L’éditeur serait-il en voie de devenir le spécialiste du haïku au pays ? Ce nouveau recueil de haïkus écrits à Québec pourrait nous le laisser croire. Et ce n’est ni le premier, ni le dernier.
Le goût des Québécois pour le japonisme ne se dément pas, comme le confirme cette anthologie d’auteurs contemporains rompus au haïku. En tout, 178 haïkus élaborés par 28 auteurs composent ce recueil. Pour aujourd’hui, l’initiation à ce genre sera brève et inévitablement incomplète : habituellement, le haïku est un poème très imagé, sans rimes et sans majuscules (sauf pour les noms propres) qui se résume en trois vers libres structurés en cinq, sept et cinq syllabes. Mais cette définition semblera insuffisante, car on doit considérer à la fois la sonorité des mots choisis, la place de la césure, les nombreuses sous-catégories, mais aussi – sur le plan narratif – le caractère polysémique de chaque ligne, combinant des mots simples mais évocateurs. En observant les haïkus de ce recueil, certaines constantes peuvent caractériser leur structure. Le premier vers est plutôt vague, suggestif, évanescent ; le deuxième indique une direction ou apporte une caractérisation ; mais le troisième marque une bifurcation, un imprévu, un retournement de situation. Parmi les thèmes privilégiés, on reconnaît les saisons, la nature, les impressions fuyantes, les visions fugitives. Mais laissons parler quelques haïkus particulièrement éloquents, conçus dans des styles variés :
Jean Deronzier introduit l’harmonie, puis un contraste étonnant : « ce cher souvenir / si beau chez l’artisan / encombrant chez moi ».

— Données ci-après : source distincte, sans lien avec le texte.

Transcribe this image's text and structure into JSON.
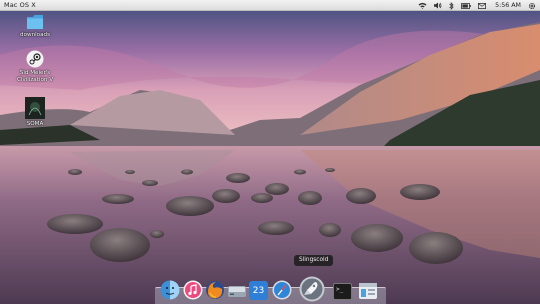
{
  "top_panel": {
    "title": "Mac OS X",
    "indicators": [
      "wifi-icon",
      "volume-icon",
      "bluetooth-icon",
      "battery-icon",
      "mail-icon"
    ],
    "clock": "5:56 AM"
  },
  "desktop_icons": [
    {
      "name": "folder-icon",
      "label_lines": [
        "downloads"
      ]
    },
    {
      "name": "steam-icon",
      "label_lines": [
        "Sid Meier's",
        "Civilization V"
      ]
    },
    {
      "name": "soma-icon",
      "label_lines": [
        "SOMA"
      ]
    }
  ],
  "dock": {
    "tooltip": "Slingscold",
    "items": [
      {
        "name": "finder-icon"
      },
      {
        "name": "itunes-icon"
      },
      {
        "name": "firefox-icon"
      },
      {
        "name": "drive-icon"
      },
      {
        "name": "calendar-icon",
        "text": "23"
      },
      {
        "name": "safari-icon"
      },
      {
        "name": "rocket-icon"
      },
      {
        "name": "terminal-icon",
        "text": ">_"
      },
      {
        "name": "finder-window-icon"
      }
    ]
  },
  "colors": {
    "panel": "#e6e6e6",
    "dock_shelf": "#dce1eb",
    "tooltip": "#1e1e1e"
  }
}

Bernard Duchesne ajoute à chaque vers un degré d’émerveillement : « sous les dentelles / un sachet de lavande / soudain l’été ».
André Vézina combine deux vers imagés pour ensuite conclure dans une autre direction : « nuée d’oiseaux / dans l’amélanchier en fruits / adieu confitures ».

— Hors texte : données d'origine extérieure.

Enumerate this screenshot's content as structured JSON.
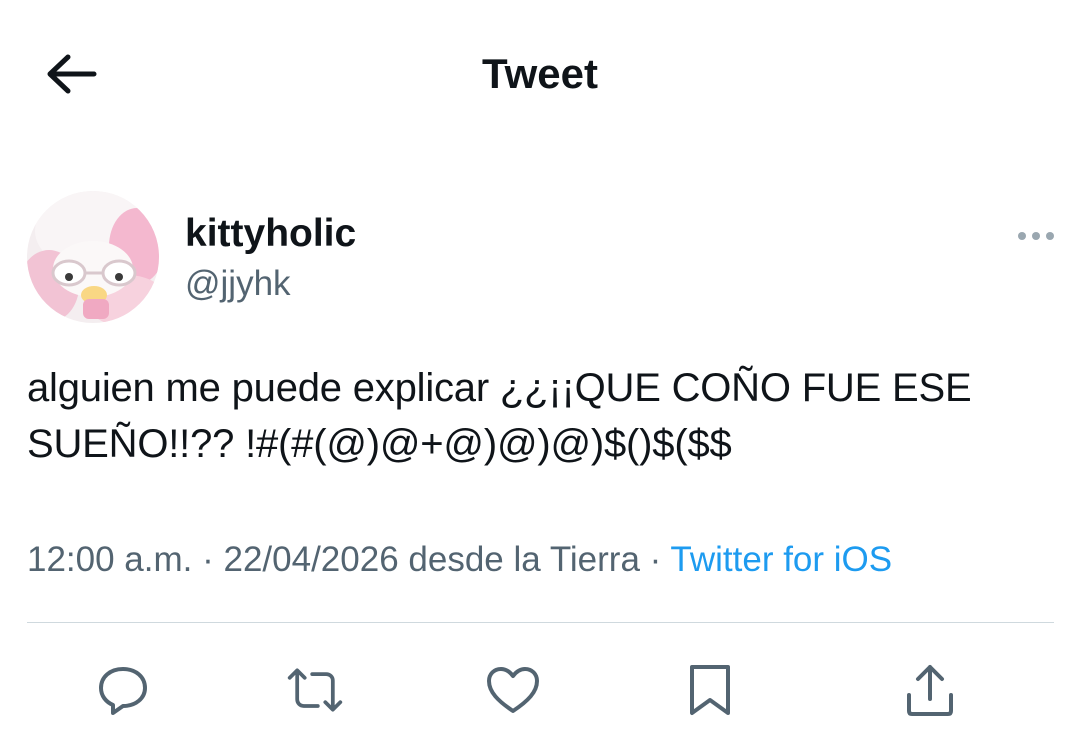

La poésie minimaliste de ces haïkus permet d’apprécier à petites doses ces évocations plurielles, volontiers ambiguës, quelquefois ancrées (et pourquoi pas : encrées ?) dans le contexte québécois, en incluant au passage des québécismes. Ajoutons que ces lectures sont souvent gaies ou émerveillées, rarement tristes ou tragiques. On pourrait bien sûr s’amuser à vérifier si chaque haïku respecte à la lettre tous les codes et les règles très strictes de construction, conformément à la tradition venue du Japon, puis adaptée pour la francophonie. D’autres lecteurs les laisseront mûrir lentement, comme des méditations, en acceptant les exceptions et les divergences. Les haïkus sont un peu comme des bonsaïs : il faut leur laisser le temps de se révéler et de s’épanouir.